ETİK GÜNÜ
Sezgin ERÖZBAĞ / Yazar
Kamuda etik kültürünün yerleştirilmesi ve geliştirilmesi, etik ilkelere ilişkin bilincin artırılması, farkındalık ve duyarlılığı yükseltmek amacıyla 25 Mayıs Etik Günü ve 25 Mayıs – 31 Mayıs Etik Haftası olarak kabul edilmiştir.
25 Mayıs’ın özelliği ise 5176 sayılı Başbakanlık Kamu Görevlileri Etik Kurulu Kuruluş Kanunu‘nun kabul tarihidir.
Etik kavramı; Kamu Görevlileri Etik Kurulu Kurulması Kanunu ve bu Kanuna dayanılarak çıkarılan Kamu Görevlileri Etik Davranış İlkeleri ile Başvuru Usul ve Esasları Hakkında Yönetmelik düzenlemesinin kamu mevzuatında yerini almaya başlamasıyla birlikte günlük yaşantımızda daha çok kullanılmaya başlanmıştır.
Nitekim bahsi geçen Yönetmelik düzenlemesi; genel bütçeye dahil daireler, katma bütçeli idareler, kamu iktisadi teşebbüsleri, döner sermayeli kuruluşlar, mahalli idareler ve bunların birlikleri, kamu tüzel kişiliğini haiz olarak kurul, üst kurul, kurum, enstitü, teşebbüs, teşekkül, fon ve sair adlarla kurulmuş olan bütün kamu kurum ve kuruluşlarında çalışan; yönetim ve denetim kurulu ile kurul, üst kurul başkan ve üyeleri dahil tüm personeli kapsamaktadır.
Bu bağlamda kamu idarelerinde “Etik Kurulları” oluşturulmak zorunluğu da getirilmiştir.
Etik kelime anlamıyla Yunanca “ethos” yani “töre” sözcüğünden türemiştir.
İnsanlığın varoluşundan bu yana iyi ve kötü hep olmuştur. Bazen iyi veya kötü bir durum anlatılırken etik veya ahlak kavramlarının kullanılmakta olduğuna şahit olmuşuzdur.
Ancak her iki kavram arasında fark olduğunu bilmekte de yarar var.
Etik bir kişinin belli durumda ifade etmek istediği değerlerle ilgili iken, ahlak ise bu değerleri hayata geçirme şeklidir.

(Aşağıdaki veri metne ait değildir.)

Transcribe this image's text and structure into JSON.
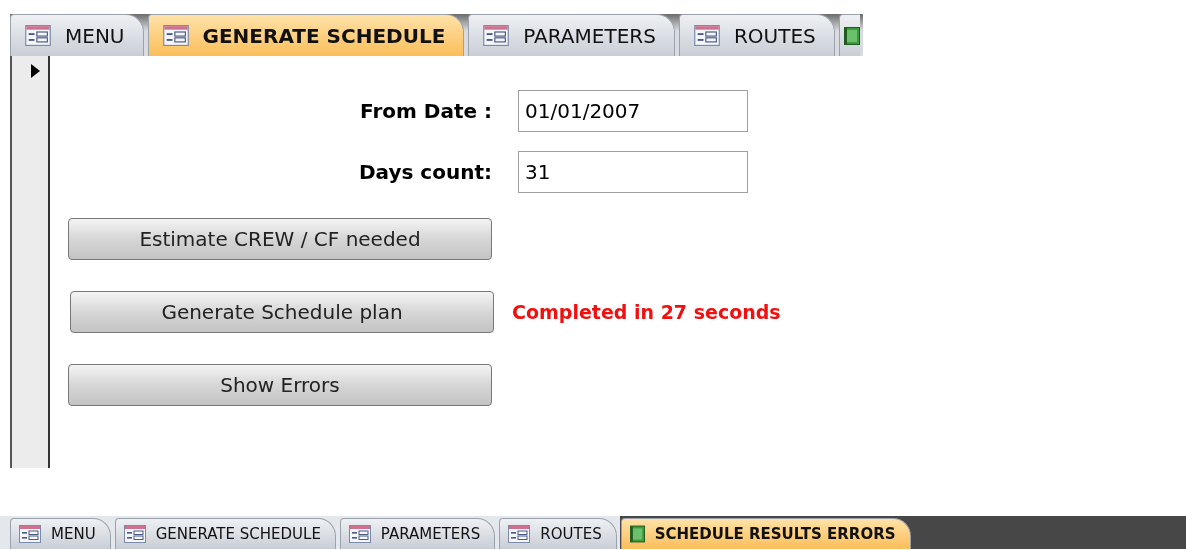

Dolayısıyla ahlakı etiğin pratiği olarak değerlendirmek, ilkeler söz konusu olduğunda etik kavramını, davranış söz konusu olduğunda ahlak kavramını kullanmak daha isabetli bir yaklaşım olacaktır.
Burada yeri gelmiş iken Kamu Görevlileri Etik Davranış İlkeleri ile Başvuru Usul ve Esasları Hakkında Yönetmelikte sayılan etik davranış ilkelerine göz attığımızda aşağıda yer aldığı şekilde olduğunu görmekteyiz;
- Görevin yerine getirilmesinde kamu hizmeti bilinci ile hareket etmek,
- Halka hizmet bilinci ile görev yapmak,
- Hizmet standartlarına uymak,
- Görevi yerine getirirken amaç ve misyona bağlı kalmak,
- Görevini dürüst ve tarafsız biçimde ifa etmek,
- Görevini yerine getirirken saygınlık ve güveni korumak,
- Vatandaşlara karşı nazik ve saygılı davranmak,
- Suç oluşturan veya etik davranış ilkelerine aykırı tutum ve davranışları yetkili makamlara bildirmek,
- Görevini yaparken her türlü çıkar çatışmasından kaçınmak,
- Görev ve yetkilerini menfaat sağlamak amacıyla kullanmamak,
- Hediye alma yasağı kapsamındaki hediyeleri almamak ve bu yasak kapsamında bir menfaat sağlamamak,
- Kamu mallarını etik kurallara uygun olarak kullanmak,
- Görevinde savurganlıktan kaçınmak,
- Kurumunu bağlayıcı açıklamalarda ve gerçek dışı beyanlarda bulunmamak,
- Yasal bilgi verme yükümlülüğünü yerine getirmek ve kamu görevinin gerekli kıldığı saydamlık ve katılımcılığı sağlamak,
- Yöneticiler açısından hesap verme sorumluluğunu taşımak,
- Eski kamu görevlileriyle ilişkilerde etik kurallara uymak,
- Mal bildiriminde bulunmak.
İşin özü yukarıda yer alan her bir ilke güzel ve kendi içinde anlam yüklü. Ancak bütün mesele bunu bir yaşam biçimi haline getirebilmektir. Kamu-özel fark etmez dün olduğu gibi bugünde yaşamın her alanında buna çok ihtiyacımız var.